India is beginning to design, develop a new, longer range nuclear-capable intercontinental ballistic missile (ICBM) local media reported.

A scientist with the Defense Research and Development Organization, India’s military technology agency, told that DRDO is secretly developing a missile with an initial range of 6,000 km (3,728 miles). Currently, India’s longest range ballistic missile is the Agni-V, which has a range of about 5,000 km.

The same source said that the missile that is under development as the Agni-VI, but which will ultimately be called Surya, could eventually be extended to have a range of 10,000 km (6,213 miles).

Earlier this week DRDO chief Avinash Chander had said that India was capable of developing a missile with a range of 10,000 km within two and a half years if necessary. He also suggested that Delhi was not interested in utilizing this capability.

 Agni-VI
 Agni-VI


“Range is the least problematic area,” Chander said, according to The Times of India. “We have the full capability to go to any range…it's just a question of additional propellant and larger motors. But, as of now, we don't see the need for a higher range.”

The reports comes just days after DRDO successfully tested the Agni-V for the second time. The first test was back in April of last year. The Agni-V allows India to hold many of China’s largest cities under threat from its nuclear arsenal for the first time. As such, it is often called the "China killer" by India’s media. 

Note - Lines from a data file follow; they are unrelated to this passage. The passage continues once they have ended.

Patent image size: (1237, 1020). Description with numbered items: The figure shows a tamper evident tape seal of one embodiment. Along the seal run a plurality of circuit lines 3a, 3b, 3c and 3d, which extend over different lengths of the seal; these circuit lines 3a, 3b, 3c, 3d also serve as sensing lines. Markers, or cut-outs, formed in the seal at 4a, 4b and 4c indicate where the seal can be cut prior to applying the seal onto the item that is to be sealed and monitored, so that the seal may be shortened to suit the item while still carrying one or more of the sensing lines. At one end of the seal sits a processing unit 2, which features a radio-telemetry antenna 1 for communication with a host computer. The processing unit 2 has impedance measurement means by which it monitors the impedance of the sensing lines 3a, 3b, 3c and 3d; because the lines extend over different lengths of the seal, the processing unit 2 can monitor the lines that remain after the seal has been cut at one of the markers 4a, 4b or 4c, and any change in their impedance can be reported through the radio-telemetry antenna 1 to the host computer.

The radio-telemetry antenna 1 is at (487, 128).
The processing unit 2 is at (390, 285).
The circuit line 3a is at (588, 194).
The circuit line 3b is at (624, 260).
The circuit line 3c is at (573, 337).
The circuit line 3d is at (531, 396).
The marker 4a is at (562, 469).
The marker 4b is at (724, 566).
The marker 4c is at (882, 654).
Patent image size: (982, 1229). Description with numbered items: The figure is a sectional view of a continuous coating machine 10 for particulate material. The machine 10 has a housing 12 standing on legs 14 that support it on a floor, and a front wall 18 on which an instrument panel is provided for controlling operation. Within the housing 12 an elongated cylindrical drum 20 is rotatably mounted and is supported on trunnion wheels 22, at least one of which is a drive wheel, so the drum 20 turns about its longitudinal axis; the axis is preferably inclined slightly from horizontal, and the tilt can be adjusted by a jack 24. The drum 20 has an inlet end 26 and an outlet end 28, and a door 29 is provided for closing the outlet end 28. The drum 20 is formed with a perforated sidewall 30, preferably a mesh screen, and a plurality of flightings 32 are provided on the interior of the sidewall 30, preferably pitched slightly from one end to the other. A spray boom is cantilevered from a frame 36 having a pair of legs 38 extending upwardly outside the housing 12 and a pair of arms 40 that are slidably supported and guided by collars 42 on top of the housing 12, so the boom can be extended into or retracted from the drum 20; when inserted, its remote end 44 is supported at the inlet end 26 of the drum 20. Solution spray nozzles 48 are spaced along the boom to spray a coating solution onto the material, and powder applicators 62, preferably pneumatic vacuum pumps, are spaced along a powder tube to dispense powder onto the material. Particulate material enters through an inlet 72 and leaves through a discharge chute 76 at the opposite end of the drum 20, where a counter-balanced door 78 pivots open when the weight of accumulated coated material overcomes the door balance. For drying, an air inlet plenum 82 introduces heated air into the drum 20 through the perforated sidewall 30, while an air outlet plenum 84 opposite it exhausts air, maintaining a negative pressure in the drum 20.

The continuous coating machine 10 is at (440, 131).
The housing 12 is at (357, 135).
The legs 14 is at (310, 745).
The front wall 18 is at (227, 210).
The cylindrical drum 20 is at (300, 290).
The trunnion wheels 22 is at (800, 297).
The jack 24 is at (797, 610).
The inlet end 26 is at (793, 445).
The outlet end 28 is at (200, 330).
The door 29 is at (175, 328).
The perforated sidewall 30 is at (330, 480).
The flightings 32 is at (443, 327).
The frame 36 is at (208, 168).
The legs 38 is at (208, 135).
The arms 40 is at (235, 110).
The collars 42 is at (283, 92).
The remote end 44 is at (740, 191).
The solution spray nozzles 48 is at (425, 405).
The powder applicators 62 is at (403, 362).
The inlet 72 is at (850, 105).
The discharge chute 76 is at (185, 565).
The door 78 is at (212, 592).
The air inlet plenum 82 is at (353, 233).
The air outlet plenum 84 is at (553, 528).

Although the Indian media often refers to the Agni-V as an ICBM, its range of 5,000 km is slightly less than the international standard for an ICBM, which is 5,500 km. Thus, Surya (Agni-VI) will technically be India’s first ICBM.



As previously reported, India has been working on equipping the Agni-V with multiple independent re-entry vehicles (MIRV) that would give it the ability to carry multiple nuclear warheads on a single missile. The scientist who spoke said that Surya would be made slightly heavier in order to carry even more nuclear warheads.

“While Agni-V can carry up to three nuclear warheads, the next missile in the series can carry up to 10 nuclear warheads, capable of hitting multiple targets,” the DRDO scientist said.

The same report suggested that the Surya will be ready for testing within three years.

This indicates that development of the missile may be encountering difficulties. The first reports of the Agni-VI’s existence from earlier this year suggested that development would take just two years. Those initial reports also said that the Agni-VI’s initial strike range would be between 8,000 and 10,000 km, instead of the 6,000 km.